France 2 a diffusé le samedi 9 novembre 2013, à 13h15, un documentaire qui incitait à la méditation. C'est après avoir assisté à sa diffusion que j'ai écrit le projet du présent texte. Comme on le voit, je l'ai retenu plus d'une année ! La multiplication de bateaux chargés de malheureux en Méditerranée et les événements de Charlie Hebdo me poussent à le reprendre et à le publier. On voyait dans le film un village de Calabre où sont hébergées des jeunes filles migrantes venues d'Erythrée. Pour l'instant, c'est l'Europe qui paie pour leur accueil : 20 ¤ par personne et par jour, au lieu de 70 pour tenir quelqu'un enfermé dans le centre de transit de Lampedusa. Ça se passe si bien à Acquaformosa qu'on peut penser qu'un jour ces jeunes filles se débrouilleront toutes seules, deviendront européennes, par exemple en se mariant. C'était très émouvant de les voir se balader, faire leurs courses dans l'épicerie locale ; d'accompagner de petits enfants noirs d'autres familles à l'école (désormais sauvée près avoir été menacée) en empruntant le bus scolaire (sauvé) ; et de se réjouir avec de vieux Italiens de cet apport de sang neuf. Ils peuvent comprendre, les Calabrais : la plupart d'entre eux ont été travailleurs immigrés en France, en Allemagne, avant de revenir couler leur retraite au pays ; et ce sont des Albanais qui ont créé leur village il y a quelques décennies ! Impossible de ne pas nous souvenir que nous sommes nous aussi, Bretons, au moins culturellement, des descendants de migrants, venus au haut moyen âge de l'autre côté de la mer. (Un examen de mon ADN par la société américaine 23andMe m'a révélé que j'avais aussi au moins un Viking dans mes ascendants… l'un de ces farouches envahisseurs, massacreurs de moines armoricains ! Petra rin, mignoned, e-giz-se 'mañ ?)

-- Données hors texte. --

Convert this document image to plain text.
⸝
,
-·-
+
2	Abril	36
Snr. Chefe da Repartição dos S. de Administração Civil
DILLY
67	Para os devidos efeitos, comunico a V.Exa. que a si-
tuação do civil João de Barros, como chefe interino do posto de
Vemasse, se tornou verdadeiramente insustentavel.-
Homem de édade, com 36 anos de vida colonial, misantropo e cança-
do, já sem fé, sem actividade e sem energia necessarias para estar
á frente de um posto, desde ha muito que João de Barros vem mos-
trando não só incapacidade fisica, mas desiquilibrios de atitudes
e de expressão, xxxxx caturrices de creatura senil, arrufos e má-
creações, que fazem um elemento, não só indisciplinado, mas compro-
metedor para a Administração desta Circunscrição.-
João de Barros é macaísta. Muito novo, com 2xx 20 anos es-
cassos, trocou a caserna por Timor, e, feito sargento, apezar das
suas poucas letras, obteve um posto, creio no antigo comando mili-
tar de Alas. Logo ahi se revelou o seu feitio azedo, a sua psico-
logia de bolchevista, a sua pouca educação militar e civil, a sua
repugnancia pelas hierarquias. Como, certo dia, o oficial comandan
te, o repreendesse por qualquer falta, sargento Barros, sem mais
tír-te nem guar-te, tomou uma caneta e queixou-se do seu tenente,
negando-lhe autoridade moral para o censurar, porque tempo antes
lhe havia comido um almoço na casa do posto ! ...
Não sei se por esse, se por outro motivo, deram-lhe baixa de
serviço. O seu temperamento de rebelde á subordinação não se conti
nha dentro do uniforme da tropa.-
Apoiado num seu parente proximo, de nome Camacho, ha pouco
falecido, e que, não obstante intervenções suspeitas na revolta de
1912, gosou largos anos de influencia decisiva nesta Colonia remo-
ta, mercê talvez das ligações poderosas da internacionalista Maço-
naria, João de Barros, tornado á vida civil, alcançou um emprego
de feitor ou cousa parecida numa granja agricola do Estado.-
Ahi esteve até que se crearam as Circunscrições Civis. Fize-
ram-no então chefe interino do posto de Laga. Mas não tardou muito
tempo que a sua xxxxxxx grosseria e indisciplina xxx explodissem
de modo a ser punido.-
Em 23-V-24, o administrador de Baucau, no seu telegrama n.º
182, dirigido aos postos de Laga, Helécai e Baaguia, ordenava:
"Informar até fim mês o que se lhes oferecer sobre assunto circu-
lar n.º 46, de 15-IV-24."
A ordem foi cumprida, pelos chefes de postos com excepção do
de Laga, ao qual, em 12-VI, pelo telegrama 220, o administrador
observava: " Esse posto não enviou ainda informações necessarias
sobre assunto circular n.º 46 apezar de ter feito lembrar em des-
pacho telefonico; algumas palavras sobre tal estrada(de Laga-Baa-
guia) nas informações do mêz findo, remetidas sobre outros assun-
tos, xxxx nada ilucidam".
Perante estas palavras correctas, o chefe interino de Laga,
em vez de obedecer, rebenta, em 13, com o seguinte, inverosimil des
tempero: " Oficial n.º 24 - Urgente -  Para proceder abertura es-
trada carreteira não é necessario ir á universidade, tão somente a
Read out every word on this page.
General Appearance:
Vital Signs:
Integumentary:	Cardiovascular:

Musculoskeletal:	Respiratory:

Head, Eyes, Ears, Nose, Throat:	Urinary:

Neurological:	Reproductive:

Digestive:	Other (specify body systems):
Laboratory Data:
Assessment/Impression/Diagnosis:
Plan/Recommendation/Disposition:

En revenant au temps présent après ce visionnage, j'imaginais une Bretagne « envahie » à l'avenir par des migrants contraints à l'exil par des causes tant économiques que climatiques. Je voyais mon village léonard habité par une population majoritairement colorée ; doté de trois ou quatre restaurants, indonésien, afghan, malien ; proposant le samedi soir, en alternance, des festoù-noz et des soirées plus exotiques… Ça me plaisait plutôt ! Et ça plaisait à tous mes voisins « ensouchés », des enfants aux vieillards ! Ils sont accueillants, les Bretons, et eux-mêmes voyageurs.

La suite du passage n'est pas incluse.